Les trois frères Galic qui dirigent Unseenlabs, lancée en 2015, comptent bien se faire une place dans l’espace, grâce à la surveillance du trafic maritime par nanosatellites. Leader européen du secteur, la startup rennaise ambitionne d’être l’un des grands acteurs du « New Space ».
Qui a dit que l’espace était réservé aux seuls Américains ? Oubliez un peu les médiatiques et redoutables Elon Musk et Jeff Bezos et découvrons Clément, Jonathan et Benjamin Galic, la trentaine, déjà bien installés dans l’univers du New Space, ces acteurs privés, très agiles, qui taillent des croupières aux agences gouvernementales. Segment sur lequel investit pourtant le géant Arianespace qui à la fi n de l’année dernière lançait le quatrième satellite du Breton, visant à améliorer la surveillance maritime.
Une fratrie à la conquête spatiale
L’histoire commence lorsque Jonathan Galic, un ancien de la branche satellites militaires d’Airbus Defence and Space (ADS), expert en renseignements électromagnétiques, et son frère Clément, passé par Atos et Capgemini, voient émerger des sociétés privées, presque toutes américaines, qui utilisent des microsatellites pour proposer des solutions commerciales à l’instar de « Spire », qui fait de la position par balises de bateaux.
Les deux frères se disent alors qu’il y a un créneau à prendre. « Ce domaine-là ne s’apprend pas à l’école. C’est un peu la chasse gardée de certains États », confie Clément Galic. Et d’ajouter : « L’idée c’était justement d’ouvrir cette technologie au monde du civil. »
Ils décident de se lancer avec leur propre technologie sur ce segment des nanosatellites de repérage, sortes de grosses boîtes à chaussures pesant une dizaine de kilos chacune. Les deux frères sont rejoints par le troisième, Benjamin, un avocat d’affaires spécialisé dans l’innovation, qui va les accompagner dans le conseil et le financement.
Naît alors Unseenlabs en 2015 à Rennes. Pourquoi la Bretagne ? « C’était à la fois une façon de rentrer à la maison, mais aussi de prévoir l’avenir. La Bretagne, et Rennes particulièrement, est un endroit où il y a beaucoup de hautes technologies notamment dans les télécoms, l’intelligence artificielle, et la cybersécurité. C’est donc un vivier de recrues potentielles pour nous », argumente Clément Galic son président, fier d’évoquer la Breizh Tech.
Déjouer les pirates
Le cœur de métier d’Unseenlabs est de déployer des satellites à 500 km au-dessus de la mer, qui ont la capacité de repérer des signaux électromagnétiques, avec un niveau de précision jamais atteint. Son point fort : localiser la totalité du trafic maritime, y compris les navires qui souhaitent rester discrets en coupant leur balise. Discrets pour déjouer l’attention des forces de sécurité, mais aussi pour la bonne cause, afin ne pas se faire repérer par des pirates, et dans ce cas, le Breton vient apporter ses services.
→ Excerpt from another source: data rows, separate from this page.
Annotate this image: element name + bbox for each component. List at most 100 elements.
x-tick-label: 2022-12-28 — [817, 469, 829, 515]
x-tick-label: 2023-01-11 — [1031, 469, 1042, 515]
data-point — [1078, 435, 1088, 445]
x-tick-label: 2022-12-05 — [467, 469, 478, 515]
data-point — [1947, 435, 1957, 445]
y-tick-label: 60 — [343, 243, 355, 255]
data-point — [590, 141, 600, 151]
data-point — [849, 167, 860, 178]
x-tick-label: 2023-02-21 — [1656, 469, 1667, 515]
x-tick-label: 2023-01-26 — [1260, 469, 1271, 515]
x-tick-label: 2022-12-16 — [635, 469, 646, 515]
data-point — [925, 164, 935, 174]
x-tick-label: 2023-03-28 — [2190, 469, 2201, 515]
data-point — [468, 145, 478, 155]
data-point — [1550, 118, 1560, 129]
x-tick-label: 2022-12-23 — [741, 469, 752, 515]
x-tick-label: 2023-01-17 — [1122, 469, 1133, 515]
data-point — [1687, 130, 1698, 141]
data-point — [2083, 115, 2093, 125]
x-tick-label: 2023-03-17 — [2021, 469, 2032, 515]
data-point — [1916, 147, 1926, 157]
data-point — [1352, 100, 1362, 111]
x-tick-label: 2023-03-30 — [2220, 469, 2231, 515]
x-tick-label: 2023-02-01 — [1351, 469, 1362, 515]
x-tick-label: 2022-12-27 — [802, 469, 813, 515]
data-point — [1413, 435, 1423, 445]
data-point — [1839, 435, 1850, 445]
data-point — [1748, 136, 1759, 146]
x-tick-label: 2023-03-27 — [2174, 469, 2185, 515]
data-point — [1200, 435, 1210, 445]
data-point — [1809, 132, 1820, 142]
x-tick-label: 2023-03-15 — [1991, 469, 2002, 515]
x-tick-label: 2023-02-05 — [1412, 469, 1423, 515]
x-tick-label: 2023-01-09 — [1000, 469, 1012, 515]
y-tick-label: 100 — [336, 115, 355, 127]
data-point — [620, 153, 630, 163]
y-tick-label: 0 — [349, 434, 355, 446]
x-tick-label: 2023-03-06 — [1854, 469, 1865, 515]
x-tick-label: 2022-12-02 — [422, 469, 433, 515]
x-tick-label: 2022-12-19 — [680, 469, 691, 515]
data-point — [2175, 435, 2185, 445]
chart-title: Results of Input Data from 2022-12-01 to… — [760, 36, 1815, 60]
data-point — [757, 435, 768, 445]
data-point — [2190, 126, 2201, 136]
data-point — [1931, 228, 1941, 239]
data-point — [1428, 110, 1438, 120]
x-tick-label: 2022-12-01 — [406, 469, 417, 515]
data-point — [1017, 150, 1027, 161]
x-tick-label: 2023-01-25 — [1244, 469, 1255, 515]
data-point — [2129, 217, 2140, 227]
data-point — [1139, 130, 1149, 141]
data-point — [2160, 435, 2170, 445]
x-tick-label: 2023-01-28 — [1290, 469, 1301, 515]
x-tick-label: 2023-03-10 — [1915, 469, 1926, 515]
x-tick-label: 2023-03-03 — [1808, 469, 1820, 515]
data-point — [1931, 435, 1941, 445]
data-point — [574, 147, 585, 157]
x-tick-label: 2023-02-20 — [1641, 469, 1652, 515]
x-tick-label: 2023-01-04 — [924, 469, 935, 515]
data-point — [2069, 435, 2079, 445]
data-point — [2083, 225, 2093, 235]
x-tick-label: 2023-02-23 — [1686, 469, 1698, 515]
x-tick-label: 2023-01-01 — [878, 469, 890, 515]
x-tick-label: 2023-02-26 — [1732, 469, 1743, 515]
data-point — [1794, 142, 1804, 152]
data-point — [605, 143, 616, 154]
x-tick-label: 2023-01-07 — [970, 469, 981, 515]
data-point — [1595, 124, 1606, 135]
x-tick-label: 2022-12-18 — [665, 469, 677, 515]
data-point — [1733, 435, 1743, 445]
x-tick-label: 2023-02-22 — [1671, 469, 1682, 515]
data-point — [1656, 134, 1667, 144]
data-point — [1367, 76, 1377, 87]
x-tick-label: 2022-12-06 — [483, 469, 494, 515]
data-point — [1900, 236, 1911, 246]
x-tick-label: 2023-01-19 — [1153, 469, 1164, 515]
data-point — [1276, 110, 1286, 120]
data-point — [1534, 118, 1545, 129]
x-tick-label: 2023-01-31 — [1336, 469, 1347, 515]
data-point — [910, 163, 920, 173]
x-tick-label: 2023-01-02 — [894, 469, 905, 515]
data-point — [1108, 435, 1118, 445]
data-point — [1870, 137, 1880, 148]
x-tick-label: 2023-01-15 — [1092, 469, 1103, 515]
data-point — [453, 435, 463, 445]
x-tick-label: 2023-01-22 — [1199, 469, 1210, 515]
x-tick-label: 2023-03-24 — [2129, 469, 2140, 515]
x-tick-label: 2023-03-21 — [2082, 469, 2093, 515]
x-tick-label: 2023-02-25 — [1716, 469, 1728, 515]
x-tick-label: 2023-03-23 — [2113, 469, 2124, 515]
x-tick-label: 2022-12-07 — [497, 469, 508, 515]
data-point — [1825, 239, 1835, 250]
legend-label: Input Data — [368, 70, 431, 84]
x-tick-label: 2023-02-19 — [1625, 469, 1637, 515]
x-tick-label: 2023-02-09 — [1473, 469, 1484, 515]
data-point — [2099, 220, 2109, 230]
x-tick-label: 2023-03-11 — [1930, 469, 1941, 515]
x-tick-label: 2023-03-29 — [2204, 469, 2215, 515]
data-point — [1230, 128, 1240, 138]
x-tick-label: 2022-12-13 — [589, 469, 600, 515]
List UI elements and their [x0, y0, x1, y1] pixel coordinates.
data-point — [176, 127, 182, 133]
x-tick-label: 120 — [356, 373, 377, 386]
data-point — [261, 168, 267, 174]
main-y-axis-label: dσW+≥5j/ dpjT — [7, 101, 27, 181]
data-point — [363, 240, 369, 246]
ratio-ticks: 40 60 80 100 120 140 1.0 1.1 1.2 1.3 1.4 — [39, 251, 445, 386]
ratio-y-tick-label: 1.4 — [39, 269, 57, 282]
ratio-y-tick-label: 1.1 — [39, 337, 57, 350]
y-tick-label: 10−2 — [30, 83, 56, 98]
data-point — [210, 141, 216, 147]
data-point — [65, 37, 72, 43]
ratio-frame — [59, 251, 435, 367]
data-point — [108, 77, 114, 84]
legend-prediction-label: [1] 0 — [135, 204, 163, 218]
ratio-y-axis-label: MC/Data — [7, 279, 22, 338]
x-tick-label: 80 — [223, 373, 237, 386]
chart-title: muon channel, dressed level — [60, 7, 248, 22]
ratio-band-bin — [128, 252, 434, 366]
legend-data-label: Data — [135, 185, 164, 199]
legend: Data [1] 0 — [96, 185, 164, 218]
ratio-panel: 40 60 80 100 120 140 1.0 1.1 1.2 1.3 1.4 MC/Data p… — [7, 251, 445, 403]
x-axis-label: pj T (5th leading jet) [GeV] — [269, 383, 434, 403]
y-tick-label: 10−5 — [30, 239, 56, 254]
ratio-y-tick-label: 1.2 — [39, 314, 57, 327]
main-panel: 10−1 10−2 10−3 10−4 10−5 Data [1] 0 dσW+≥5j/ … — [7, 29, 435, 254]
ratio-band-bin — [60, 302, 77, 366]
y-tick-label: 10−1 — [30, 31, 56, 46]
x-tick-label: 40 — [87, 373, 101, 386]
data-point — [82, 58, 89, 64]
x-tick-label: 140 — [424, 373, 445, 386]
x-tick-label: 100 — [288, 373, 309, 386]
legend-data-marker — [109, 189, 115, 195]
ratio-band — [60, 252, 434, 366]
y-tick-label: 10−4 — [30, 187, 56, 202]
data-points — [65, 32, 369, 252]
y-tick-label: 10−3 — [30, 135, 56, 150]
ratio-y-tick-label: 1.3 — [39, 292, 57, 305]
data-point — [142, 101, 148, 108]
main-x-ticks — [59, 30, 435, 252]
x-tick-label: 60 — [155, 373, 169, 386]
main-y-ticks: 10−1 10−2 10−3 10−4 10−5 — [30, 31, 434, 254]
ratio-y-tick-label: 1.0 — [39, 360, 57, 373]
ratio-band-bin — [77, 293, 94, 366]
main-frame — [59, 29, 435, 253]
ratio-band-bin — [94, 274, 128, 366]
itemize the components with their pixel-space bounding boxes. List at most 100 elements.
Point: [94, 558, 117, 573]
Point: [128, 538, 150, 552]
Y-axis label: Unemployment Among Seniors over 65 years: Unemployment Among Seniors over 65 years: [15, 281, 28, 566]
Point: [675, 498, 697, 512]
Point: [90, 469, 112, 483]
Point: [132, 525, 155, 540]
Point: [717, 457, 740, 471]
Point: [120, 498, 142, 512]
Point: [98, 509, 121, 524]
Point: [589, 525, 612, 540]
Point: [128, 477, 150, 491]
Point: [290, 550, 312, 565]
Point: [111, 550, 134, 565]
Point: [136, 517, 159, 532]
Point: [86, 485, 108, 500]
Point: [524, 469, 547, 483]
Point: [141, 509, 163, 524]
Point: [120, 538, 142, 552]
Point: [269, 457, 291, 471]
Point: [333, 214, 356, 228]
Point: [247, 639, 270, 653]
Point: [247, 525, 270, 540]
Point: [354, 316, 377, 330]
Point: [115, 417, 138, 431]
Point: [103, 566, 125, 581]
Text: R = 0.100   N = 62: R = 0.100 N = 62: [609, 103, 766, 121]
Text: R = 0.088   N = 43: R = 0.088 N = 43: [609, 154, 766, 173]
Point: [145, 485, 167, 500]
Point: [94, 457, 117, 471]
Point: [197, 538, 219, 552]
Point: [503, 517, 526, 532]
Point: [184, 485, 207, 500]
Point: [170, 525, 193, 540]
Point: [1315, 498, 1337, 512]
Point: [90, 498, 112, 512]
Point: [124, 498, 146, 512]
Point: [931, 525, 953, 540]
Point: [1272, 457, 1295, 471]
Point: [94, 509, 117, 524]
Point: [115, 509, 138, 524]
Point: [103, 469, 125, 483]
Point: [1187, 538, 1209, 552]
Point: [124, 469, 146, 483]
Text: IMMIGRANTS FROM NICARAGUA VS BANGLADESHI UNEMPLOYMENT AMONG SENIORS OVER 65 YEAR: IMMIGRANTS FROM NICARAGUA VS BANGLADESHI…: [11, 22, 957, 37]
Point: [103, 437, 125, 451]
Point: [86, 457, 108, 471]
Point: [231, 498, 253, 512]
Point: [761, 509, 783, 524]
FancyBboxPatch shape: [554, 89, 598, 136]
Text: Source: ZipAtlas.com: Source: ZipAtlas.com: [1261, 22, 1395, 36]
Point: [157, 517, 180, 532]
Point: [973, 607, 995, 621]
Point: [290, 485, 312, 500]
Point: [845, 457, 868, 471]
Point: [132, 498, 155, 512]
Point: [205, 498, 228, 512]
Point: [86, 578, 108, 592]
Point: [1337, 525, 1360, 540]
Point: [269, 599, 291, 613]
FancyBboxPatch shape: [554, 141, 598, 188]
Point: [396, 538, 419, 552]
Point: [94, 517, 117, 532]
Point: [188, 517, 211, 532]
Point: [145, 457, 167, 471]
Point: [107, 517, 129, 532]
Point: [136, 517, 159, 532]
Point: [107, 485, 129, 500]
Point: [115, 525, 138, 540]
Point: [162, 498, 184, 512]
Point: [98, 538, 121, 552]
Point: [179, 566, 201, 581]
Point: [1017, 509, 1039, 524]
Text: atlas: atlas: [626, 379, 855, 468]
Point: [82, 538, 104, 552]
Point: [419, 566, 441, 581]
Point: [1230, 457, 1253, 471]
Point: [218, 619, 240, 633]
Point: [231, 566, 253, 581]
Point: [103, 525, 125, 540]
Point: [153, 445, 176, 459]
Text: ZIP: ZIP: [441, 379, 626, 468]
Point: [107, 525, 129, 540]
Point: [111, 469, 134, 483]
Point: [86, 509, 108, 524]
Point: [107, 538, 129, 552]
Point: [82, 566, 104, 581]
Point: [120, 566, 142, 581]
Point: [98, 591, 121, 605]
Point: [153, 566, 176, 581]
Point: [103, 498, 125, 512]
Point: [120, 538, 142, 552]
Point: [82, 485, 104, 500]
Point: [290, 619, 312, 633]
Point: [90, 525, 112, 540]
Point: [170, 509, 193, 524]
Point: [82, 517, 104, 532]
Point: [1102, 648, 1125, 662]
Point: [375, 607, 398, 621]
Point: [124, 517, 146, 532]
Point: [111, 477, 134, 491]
90 % des marchandises sont transportées par voie maritime, de nouvelles routes s’ouvrent et les navires pirates et les navires illégaux sont omniprésents. La jeune entreprise de 20 salariés compte parmi ses clients, armateurs, assurances, la Marine nationale, et d’autres polices des mers chargées de lutter contre la pêche illégale, le narcotrafic, et le dégazage par exemple.
L’environnement est au cœur de la stratégie d’Unseenlabs. « On parle souvent du dégazage, mais il faut savoir que la pêche illégale représente 20 % des captures mondiales », insiste le CEO. Le matériel utilisé est aussi conçu à cette fin.
« C’est le gouvernement français qui donne l’autorisation de ce qu’on envoie dans l’espace. Il faut donc prouver que nos satellites ne vont pas polluer l’orbite terrestre », précise Clément Galic.
Les trois frères se sont placés sur ce marché en hyper croissance que représentent les satellites aux usages à la fois nombreux et divers. Leur nombre mis en orbite a plus que doublé en un an.
Unseenlabs est sur tous les terrains. En novembre dernier, la ministre des Armées, Florence Parly, lançait Keraunos, une liaison de communication optique, à base de laser haut débit, entre un nanosatellite de 20 kg et une petite station sol sur Terre. Un projet notamment mené avec Unseenlabs.
Avec un cinquième satellite lancé en janvier, « l’objectif est de passer à plus de 20 en 2025 ». On n’arrête plus la fusée Unseenlabs.